On May 23, 1915 Italy declared war on Austria-Hungary, however the Italian front quickly became a stalemate as the Battles of the Isonzo led to heavy casualties on both sides without any major territorial gains.[3] In an attempt to break the stalemate, on May 15, 1916 Army Group Archduke Eugen under the command of the Archduke Eugen of Austria attacked into the Trentino area in Italy. Scheuchenstuel's VIII. Korps was included as part of the XI. Army which formed half of the Army Group. Initially the attacks, which became known as the Battle of Asiago, were successful. The Austrian army is able to open a 5 mile wide and 12 mile deep gap in the Italian lines.[3] However, by June 10, 1916 the attack had stalled. Following the effective Russian Brusilov Offensive the Austrian attack stops completely, and the VIII. Korps is transferred east. Following brutal fighting against the Russians, the entire VIII. Korps is disbanded. Scheuchenstuel was dismissed from the army following "disputes with Army High Command"[1] in July. However he was reinstated by the Kaiser and given command of I. Korps in Romania in September.

Romanian Front

Scheuchenstuel's new I. Korps were part of Hermann Kövess von Kövessháza's VII. Army in northern Romania. The VII. Army in the north was not directly involved in Falkenhayn's counterattack and sweep through southern Romania, but was certainly involved in fighting in the Carpathian Mountains. By January 1917, most of the fighting appeared to be over. On February 28, 1917 Scheuchenstuel was made a noble and given the rank of Graf. In addition to his rank, he was given command of the XI. Army on the Italian Front.[1]

Return to the Italian Front

By spring 1917 Scheuchenstuel was in command of the Austro-Hungarian XI. Army on the Italian Front. He was under the command of Count Franz Conrad von Hötzendorf, commander of the entire Front. He took part in the Battle of Caporetto in November 1917, one of the largest Central Powers victories in Italy. Following the victory at Caporetto, Scheuchenstuel was promoted to Colonel General on November 16, 1917.

In the spring of 1918 he directed a diversionary attack into the Tonale Pass, which was beaten back by the Italians. During the summer of 1918, food supplies ran short prompting Scheuchenstuel to write to Count Franz Conrad insisting that more food was needed.[4] Conrad blamed the suppliers and Army Headquarters ordered an increase in the meat ration. However, the supplies didn't exist and this order was not fulfilled.[1] The unsuccessful Battle of the Piave River in July 1918 resulted in Scheuchenstuel's troops being unable to advance. Due to dissatisfaction of his troops he was forced to retreat from Trentino after the Battle of Vittorio Veneto, which ended World War I on the Italian Front. Following the war, Scheuchenstuel retired in 1918. He died in Vienna on 17 April 1938.

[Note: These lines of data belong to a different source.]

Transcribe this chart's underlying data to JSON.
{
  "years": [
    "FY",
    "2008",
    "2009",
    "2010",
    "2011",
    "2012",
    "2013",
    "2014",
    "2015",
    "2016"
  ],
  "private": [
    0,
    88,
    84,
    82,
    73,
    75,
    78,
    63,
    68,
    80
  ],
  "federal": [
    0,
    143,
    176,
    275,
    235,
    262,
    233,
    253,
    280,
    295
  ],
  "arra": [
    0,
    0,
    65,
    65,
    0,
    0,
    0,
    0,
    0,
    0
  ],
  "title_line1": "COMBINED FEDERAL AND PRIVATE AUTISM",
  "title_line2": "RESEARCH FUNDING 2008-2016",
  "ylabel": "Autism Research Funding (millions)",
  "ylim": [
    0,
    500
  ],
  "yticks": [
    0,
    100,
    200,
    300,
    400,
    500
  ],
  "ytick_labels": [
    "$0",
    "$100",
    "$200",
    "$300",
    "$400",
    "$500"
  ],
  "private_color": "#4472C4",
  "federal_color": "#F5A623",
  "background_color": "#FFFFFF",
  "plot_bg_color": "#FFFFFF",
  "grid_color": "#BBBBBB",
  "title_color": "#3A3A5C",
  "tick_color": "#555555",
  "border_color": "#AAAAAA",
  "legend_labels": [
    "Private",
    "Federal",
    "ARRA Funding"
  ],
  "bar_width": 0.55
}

  1. 1.0 1.1 1.2 1.3 1.4 Stefanovics, Glenn. "Viktor Graf von Scheuchenstüel". Retrieved 2010-12-08. 
  2. 2.0 2.1 Naval Serbian Campaign
  3. 3.0 3.1 Naval Italian Campaign
  4. Quoted in Stefanovics, "Because of the inferior quality of meat, th small fat ration of six grams and the lack of vegetables which can only be substituted by flour, the present measure of 500 grams is already the minimum which a man should get under existing fighting and climatic conditions in order just to survive... Any reduction of the bread ration seems to me very risky because bread is the most indispensable foodstuff and our men cannot be fully compensated with meat."